I’m sure there are a lot of reasons for this; one is no doubt the general lack of information or news about antisemitism from non-Jewish sources, which is why I encourage everyone to seek out some Jewish educational resources or content creators, such as those I mentioned above. Another is likely that non-Jews often see Jews as privileged rather than oppressed, due to – you guessed it – age-old antisemitic conspiracy theories, as well as the fact that many (but importantly, not all) Jews are white-passing.

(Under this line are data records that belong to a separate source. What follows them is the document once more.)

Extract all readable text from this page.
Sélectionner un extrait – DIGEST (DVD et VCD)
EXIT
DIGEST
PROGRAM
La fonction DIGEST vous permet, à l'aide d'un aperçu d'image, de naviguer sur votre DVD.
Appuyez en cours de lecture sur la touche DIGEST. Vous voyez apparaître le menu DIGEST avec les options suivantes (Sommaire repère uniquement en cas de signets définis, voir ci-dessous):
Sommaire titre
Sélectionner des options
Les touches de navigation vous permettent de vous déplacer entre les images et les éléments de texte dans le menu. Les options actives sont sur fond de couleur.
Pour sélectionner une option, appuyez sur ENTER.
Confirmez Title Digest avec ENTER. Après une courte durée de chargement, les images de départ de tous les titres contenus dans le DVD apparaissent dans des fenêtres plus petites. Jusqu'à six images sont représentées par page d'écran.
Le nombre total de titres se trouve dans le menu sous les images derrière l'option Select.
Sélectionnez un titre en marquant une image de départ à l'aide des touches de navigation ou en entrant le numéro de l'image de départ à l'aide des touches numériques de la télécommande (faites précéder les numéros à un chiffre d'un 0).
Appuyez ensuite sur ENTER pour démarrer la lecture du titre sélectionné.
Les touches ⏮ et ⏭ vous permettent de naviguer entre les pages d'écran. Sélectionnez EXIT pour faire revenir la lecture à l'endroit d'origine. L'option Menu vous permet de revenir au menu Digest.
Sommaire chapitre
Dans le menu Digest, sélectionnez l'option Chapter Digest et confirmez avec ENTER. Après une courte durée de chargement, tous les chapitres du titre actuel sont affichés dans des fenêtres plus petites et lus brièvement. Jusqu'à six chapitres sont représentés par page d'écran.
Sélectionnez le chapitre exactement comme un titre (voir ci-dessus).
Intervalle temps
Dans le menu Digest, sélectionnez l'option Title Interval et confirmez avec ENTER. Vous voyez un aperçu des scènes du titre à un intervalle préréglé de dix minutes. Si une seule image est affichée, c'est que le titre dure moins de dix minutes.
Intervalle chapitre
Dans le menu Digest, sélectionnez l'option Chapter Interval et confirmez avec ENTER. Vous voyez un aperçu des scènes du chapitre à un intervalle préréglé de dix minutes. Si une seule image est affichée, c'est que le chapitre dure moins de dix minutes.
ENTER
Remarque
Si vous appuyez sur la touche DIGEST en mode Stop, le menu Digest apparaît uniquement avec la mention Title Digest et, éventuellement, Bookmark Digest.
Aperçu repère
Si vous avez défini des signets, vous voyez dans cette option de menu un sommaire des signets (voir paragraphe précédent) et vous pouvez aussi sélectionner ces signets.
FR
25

However, that doesn’t stop us from being subject to hate crimes – in England and Wales, Jews made up 19% of the total victims of hate crimes in the year from March 2019 to March 2020, despite comprising under 0.44% of the UK’s population. It also doesn’t prevent more covert and insidious forms of antisemitism, exhibited through social exclusion or microaggressive behaviour. Antisemitism may be distinct in some ways from other forms of racism – for example, many (though importantly not all) Jews are white-passing and therefore benefit from white privilege at the same time as being discriminated against for their Jewishness. However, antisemitism is racism nonetheless, and the prevailing implicit attitude that it’s “not as big a deal” as other forms of oppression is hurtful and misguided.

Please, non-Jews who are reading this: step up and show you care, even a little. Educate yourselves, and do some of the work for us. It’s mentally and emotionally exhausting having to deal with this and then taking it upon ourselves to educate others. I don’t want to spend more evenings arguing with strangers on the internet, on my own.